Die IT-Branche bewegt sich in eine gefährliche Richtung und Open Source ist eines der stärksten Instrumente, das wir haben, um unsere digitale Unabhängigkeit zu schützen.

Warum unterstützt ihr das Fokusprojekt „Public Sector“?

Historisch gesehen haben es die Regierungen schwer, die IT-Branche zu verstehen und zu lenken. Zum Teil wegen der schnelllebigen, komplizierten Technologie, aber auch aufgrund mangelnder guter Kommunikation.

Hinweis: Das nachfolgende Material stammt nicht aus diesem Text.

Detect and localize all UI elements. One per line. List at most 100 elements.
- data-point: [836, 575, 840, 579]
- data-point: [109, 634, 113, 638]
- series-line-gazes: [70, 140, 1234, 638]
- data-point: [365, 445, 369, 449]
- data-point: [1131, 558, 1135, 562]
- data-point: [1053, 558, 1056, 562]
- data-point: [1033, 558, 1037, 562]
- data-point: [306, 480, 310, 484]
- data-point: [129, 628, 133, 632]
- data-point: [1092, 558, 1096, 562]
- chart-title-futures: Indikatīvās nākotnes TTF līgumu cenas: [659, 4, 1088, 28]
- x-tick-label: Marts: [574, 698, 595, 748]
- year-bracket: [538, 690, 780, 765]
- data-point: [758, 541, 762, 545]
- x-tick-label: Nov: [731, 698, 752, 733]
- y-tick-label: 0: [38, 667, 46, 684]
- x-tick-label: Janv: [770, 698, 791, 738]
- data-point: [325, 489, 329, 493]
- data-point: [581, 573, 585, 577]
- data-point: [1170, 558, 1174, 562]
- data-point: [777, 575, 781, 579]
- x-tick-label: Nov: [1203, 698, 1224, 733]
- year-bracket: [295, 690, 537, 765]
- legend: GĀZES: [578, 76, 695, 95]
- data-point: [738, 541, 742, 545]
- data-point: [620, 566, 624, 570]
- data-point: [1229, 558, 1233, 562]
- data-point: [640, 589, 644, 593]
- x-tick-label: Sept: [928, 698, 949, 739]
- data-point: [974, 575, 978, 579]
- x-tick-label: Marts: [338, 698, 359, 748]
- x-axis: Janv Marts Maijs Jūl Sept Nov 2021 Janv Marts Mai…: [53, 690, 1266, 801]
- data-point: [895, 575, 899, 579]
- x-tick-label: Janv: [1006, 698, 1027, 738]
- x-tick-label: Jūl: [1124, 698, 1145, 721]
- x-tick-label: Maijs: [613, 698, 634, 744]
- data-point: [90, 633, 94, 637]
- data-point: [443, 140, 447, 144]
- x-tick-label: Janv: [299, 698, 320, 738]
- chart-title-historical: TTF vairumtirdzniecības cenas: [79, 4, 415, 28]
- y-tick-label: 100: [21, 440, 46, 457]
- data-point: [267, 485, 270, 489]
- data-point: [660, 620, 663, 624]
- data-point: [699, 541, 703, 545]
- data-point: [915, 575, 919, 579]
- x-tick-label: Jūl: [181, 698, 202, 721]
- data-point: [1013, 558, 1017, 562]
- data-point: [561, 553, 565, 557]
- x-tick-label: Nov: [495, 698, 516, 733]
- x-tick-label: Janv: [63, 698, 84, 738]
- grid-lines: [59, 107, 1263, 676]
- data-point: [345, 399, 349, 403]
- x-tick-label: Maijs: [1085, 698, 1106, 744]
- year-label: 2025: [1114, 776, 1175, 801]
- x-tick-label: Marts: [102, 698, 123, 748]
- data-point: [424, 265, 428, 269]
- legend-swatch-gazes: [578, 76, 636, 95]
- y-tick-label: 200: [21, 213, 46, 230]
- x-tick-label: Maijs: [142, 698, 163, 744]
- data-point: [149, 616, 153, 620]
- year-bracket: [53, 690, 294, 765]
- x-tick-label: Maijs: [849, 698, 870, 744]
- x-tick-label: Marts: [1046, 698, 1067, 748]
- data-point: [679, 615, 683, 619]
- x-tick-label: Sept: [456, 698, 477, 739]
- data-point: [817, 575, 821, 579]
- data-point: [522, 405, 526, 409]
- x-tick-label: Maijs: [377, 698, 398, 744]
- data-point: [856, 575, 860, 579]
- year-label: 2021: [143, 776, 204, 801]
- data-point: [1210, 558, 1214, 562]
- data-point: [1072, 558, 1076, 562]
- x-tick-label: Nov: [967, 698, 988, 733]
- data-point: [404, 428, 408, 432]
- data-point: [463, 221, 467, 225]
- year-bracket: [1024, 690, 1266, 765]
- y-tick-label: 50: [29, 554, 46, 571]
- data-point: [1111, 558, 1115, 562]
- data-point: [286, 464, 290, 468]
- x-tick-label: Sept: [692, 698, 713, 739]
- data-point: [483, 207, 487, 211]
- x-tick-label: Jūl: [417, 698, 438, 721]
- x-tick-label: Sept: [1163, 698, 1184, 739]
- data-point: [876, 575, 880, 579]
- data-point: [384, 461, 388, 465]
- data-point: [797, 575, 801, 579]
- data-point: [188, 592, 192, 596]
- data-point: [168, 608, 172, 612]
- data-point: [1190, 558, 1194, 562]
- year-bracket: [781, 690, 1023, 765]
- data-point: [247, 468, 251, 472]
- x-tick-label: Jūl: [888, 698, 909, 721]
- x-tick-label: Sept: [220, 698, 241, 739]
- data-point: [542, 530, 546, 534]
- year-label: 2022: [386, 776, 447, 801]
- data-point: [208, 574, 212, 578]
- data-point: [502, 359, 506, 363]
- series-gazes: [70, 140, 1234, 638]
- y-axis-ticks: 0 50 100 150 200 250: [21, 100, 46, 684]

Das Projekt ist ein Versuch der Open Source-Unternehmen in Deutschland, unsere Kommunikation zu verbessern. Das ist angesichts der von mir bereits erwähnten Risiken wichtig. Europäische und insbesondere deutsche Unternehmen entwickeln großartige Lösungen, aber große US Tech-Unternehmen sind traditionell in der Lage, die Politik zu beeinflussen. Das führt dazu, dass EU Technologieunternehmen Schwierigkeiten haben, ihre Lösungen zu verkaufen, obwohl sie oft genauso gut oder sogar besser sind. Nextcloud hat dabei schon etwas Erfolg gehabt, aber in diesem Bereich bedarf es viel mehr Kommunikation, um Politikern zu erklären, dass nicht nur Microsoft Software entwickeln kann, die unsere Regierung braucht, um arbeiten zu können.

Welche Themen sind euch bei der Ansprache der Politik wichtig?

Zwei Dinge.

Erstens ist die Zusammenarbeit mit den IT-Unternehmen in der EU aus strategischen und wirtschaftlichen Gründen wichtig. Die EU riskiert ihre wirtschaftliche Zukunft in allen Bereichen, nicht nur in High Tech-Bereichen und IT, sondern auch Produktion und Landwirtschaft, wenn wir die Kontrolle über die Kanäle verlieren, über die die Produkte verkauft werden.

Zweitens, auch wenn man die strategische und langfristige Wirtschaftspolitik beiseite lässt, gibt es aktuell schon großartige Lösungen, die nicht in Betracht gezogen werden, nur weil sie nicht von einer großen amerikanischen Firma verkauft werden. Das ist sehr bedauerlich.

Wir können und sollten es besser machen.